Selain Jabal Uhud, mereka juga mengunjungi Masjid Qiblatain, tempat bersejarah yang menjadi titik awal perubahan kiblat umat Islam dari Masjidil Aqsha ke Masjidil Haram.
Ketua kloter SUB-58, Syafaat, mengungkapkan bahwa city tour ini bertujuan mengunjungi situs-situs bersejarah yang belum sempat dijangkau pada hari pertama. “City tour ke Jabal Magnet dilakukan secara mandiri di pagi hari, dan mereka akan kembali sebelum sholat Dzuhur,” ujar Syafaat.

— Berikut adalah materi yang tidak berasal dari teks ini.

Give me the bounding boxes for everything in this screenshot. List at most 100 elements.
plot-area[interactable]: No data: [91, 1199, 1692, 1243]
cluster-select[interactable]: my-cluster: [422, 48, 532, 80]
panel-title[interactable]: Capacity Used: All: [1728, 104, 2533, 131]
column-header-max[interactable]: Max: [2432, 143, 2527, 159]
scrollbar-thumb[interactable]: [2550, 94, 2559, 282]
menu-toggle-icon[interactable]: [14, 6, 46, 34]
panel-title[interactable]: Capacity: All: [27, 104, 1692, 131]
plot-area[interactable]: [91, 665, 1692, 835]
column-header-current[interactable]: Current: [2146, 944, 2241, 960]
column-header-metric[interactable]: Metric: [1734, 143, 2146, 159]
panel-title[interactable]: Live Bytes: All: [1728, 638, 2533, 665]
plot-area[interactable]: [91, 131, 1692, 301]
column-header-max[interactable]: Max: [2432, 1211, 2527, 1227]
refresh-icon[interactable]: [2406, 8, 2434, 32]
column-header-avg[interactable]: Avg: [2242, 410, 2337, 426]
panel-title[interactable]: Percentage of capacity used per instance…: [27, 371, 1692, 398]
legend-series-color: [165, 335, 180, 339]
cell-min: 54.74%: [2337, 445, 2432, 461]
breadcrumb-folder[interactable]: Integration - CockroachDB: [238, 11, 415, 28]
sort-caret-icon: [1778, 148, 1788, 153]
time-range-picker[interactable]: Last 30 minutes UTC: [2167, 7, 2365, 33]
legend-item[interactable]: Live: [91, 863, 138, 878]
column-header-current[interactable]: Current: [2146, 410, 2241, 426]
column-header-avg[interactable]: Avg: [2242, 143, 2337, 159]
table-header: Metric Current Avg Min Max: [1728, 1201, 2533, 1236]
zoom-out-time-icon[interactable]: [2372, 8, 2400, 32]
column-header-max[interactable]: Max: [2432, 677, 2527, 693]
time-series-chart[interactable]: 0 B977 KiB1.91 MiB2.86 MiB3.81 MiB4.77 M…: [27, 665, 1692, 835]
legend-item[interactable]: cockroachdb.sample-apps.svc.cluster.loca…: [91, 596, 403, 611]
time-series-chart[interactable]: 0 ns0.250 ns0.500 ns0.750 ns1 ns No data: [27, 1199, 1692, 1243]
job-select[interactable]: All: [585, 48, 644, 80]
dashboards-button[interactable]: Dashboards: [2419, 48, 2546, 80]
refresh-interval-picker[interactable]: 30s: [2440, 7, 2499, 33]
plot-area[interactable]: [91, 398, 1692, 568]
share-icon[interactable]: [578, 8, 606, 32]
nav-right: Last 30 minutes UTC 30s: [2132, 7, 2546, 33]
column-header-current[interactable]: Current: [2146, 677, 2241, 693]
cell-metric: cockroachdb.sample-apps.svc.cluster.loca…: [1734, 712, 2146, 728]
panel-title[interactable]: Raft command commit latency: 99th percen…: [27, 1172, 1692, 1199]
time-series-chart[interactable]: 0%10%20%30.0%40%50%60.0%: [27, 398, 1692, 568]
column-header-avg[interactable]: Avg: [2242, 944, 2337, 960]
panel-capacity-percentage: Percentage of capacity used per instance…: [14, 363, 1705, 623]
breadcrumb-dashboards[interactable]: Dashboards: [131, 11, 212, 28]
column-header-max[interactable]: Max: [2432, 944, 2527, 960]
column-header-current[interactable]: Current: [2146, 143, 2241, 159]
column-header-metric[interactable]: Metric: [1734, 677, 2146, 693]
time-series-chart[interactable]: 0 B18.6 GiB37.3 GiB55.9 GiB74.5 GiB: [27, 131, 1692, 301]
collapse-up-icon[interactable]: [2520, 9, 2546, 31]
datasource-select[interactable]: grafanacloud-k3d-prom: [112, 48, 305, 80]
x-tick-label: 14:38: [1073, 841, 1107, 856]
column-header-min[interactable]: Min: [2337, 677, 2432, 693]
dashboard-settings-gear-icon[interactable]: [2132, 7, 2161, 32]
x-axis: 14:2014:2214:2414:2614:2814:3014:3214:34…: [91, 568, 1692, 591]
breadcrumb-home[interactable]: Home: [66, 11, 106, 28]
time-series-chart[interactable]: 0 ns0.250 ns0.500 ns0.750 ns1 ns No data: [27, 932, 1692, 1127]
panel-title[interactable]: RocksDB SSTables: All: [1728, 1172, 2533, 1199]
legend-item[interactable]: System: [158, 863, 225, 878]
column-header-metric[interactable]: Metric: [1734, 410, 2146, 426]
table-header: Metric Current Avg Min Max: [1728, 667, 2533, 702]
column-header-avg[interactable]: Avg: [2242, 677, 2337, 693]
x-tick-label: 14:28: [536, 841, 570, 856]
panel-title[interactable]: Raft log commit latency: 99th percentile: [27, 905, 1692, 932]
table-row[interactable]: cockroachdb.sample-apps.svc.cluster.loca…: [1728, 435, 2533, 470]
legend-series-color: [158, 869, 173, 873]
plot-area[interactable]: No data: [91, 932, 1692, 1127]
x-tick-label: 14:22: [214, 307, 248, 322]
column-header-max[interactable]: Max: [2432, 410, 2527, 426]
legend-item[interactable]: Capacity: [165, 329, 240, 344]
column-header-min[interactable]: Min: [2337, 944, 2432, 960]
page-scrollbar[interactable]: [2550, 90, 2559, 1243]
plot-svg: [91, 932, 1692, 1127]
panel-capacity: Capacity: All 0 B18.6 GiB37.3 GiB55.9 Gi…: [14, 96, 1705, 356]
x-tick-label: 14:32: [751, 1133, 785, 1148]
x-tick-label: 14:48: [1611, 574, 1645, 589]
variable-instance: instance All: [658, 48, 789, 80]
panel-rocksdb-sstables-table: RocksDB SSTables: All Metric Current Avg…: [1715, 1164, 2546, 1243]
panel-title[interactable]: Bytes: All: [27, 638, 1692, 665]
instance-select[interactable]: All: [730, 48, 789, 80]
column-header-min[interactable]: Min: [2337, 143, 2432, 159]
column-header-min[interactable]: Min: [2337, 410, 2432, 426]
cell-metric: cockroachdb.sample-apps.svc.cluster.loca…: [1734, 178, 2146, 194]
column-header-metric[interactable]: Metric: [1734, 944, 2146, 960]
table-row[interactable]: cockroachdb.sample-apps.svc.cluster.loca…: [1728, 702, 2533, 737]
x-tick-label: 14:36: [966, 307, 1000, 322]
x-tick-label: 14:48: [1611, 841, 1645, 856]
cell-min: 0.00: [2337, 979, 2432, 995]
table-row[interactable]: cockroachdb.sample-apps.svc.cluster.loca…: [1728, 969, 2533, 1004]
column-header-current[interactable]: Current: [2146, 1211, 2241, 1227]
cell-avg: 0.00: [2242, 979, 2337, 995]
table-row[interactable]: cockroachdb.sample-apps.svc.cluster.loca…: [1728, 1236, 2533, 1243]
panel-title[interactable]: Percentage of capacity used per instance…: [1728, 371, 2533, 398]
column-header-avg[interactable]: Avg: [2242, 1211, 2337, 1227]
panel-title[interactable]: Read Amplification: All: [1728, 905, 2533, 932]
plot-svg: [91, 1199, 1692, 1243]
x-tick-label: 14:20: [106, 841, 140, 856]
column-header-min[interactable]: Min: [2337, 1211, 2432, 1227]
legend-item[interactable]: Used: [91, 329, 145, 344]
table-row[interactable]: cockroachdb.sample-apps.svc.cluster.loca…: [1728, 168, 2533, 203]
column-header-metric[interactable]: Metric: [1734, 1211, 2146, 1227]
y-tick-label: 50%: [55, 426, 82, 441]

Namun, tidak semua jamaah mengikuti city tour ini. Beberapa jamaah memilih beristirahat di hotel, terutama para lansia dan yang kurang sehat.
Fenomena menarik terjadi di Jabal Magnet, di mana benda-benda berbahan besi tampak tersedot oleh kekuatan magnetik gunung tersebut. Fenomena ini menambah daya tarik bagi para jamaah yang mengunjungi tempat ini.